13) Observability: Metrics and Logging

Track these KPIs:

Hit ratio: hits / (hits + misses)
Load latency and error rate
Evictions, size, memory usage
Key skew (top N keys)

Example counters (Micrometer):

class InstrumentedCache<K, V>(
    private val delegate: Cache<K, V>,
    private val meter: io.micrometer.core.instrument.MeterRegistry,
    private val name: String
) : Cache<K, V> {
    private val hits = meter.counter("cache.hits", "name", name)
    private val misses = meter.counter("cache.misses", "name", name)

    override fun get(key: K): V? = delegate[key].also {
        if (it == null) misses.increment() else hits.increment()
    }
    override fun put(key: K, value: V) = delegate.put(key, value)
    override fun invalidate(key: K) = delegate.invalidate(key)
    override fun clear() = delegate.clear()
}

14) Testing Your Cache

Unit-test eviction and TTL expiry using a controllable clock or short TTLs.
Concurrency tests: ensure no duplicate loads; verify single-flight.
Integration tests with Redis started by Testcontainers.

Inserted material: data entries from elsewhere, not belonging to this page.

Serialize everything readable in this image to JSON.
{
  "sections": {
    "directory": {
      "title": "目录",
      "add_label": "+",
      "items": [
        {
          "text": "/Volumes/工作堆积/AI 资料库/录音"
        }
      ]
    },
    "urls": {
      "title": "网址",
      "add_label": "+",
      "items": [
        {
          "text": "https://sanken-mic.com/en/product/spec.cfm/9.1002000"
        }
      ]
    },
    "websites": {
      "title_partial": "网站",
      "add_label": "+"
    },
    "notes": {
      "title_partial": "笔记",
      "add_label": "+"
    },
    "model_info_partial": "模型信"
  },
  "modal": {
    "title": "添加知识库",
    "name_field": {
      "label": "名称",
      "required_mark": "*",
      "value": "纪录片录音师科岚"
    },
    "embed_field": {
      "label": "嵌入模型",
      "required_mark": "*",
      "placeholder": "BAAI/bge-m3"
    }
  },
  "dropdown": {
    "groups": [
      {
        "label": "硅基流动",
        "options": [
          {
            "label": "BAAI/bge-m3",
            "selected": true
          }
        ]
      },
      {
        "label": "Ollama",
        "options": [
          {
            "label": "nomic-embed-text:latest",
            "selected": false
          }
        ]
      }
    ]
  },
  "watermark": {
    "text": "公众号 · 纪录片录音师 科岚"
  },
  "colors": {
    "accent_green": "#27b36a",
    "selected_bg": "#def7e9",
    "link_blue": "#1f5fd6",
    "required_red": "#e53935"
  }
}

Example: verify TTL expiry path

import kotlin.test.*
import kotlin.time.Duration.Companion.milliseconds

class LruCacheTest {
    @Test
    fun `expires after TTL`() {
        val c = LruCache<String, Int>(maxSize = 100, ttl = 50.milliseconds)
        c.put("a", 1)
        assertEquals(1, c["a"])
        Thread.sleep(60)
        assertNull(c["a"]) // expired
    }
}

15) Production Checklist

Choose a default pattern: cache-aside with Caffeine (local) and Redis (distributed)
Apply TTLs with jitter; monitor hit ratio and load failures
Protect with single-flight per key; consider soft TTL + background refresh
Design stable, versioned keys; consider bulk invalidation via prefix version bump
Keep cache sizes bounded and measure memory
Don’t cache secrets or PII without encryption and strict TTLs

16) Putting It Together: A Practical Layered Design

Local first, then distributed fallback for warmup across instances.

Diagram 4

Sketch:

class HybridCache<K, V : Any>(
    private val local: com.github.benmanes.caffeine.cache.Cache<K, V>,
    private val remote: Cache<K, V>,
    private val loader: suspend (K) -> V
) {
    suspend fun get(key: K): V {
        local.getIfPresent(key)?.let { return it }
        remote[key]?.let { v ->
            local.put(key, v)
            return v
        }
        val v = loader(key)
        remote.put(key, v)
        local.put(key, v)
        return v
    }
}

17) Common Pitfalls and How to Avoid Them

Caching failures as nulls for too long; use short TTL for negative results.
Key collisions due to poor key design; always namespace and version.
Caching mutable objects; prefer immutable data or copy on read.
Ignoring cache invalidation on writes; add explicit evicts or version bumps.
Over-caching: measure before and after; remove caches that don’t help.

18) Next Steps

Add Micrometer metrics and dashboards for hit/miss and latency
Load test with and without cache to quantify gains
Introduce request-level caching (per-request map) to dedupe within a single request
Explore Kotlin Multiplatform caching if targeting mobile/desktop

You now have a practical toolkit for implementing safe, fast caches in Kotlin—ranging from a basic in-memory map to a resilient, production-ready, distributed cache with metrics and stampede protection.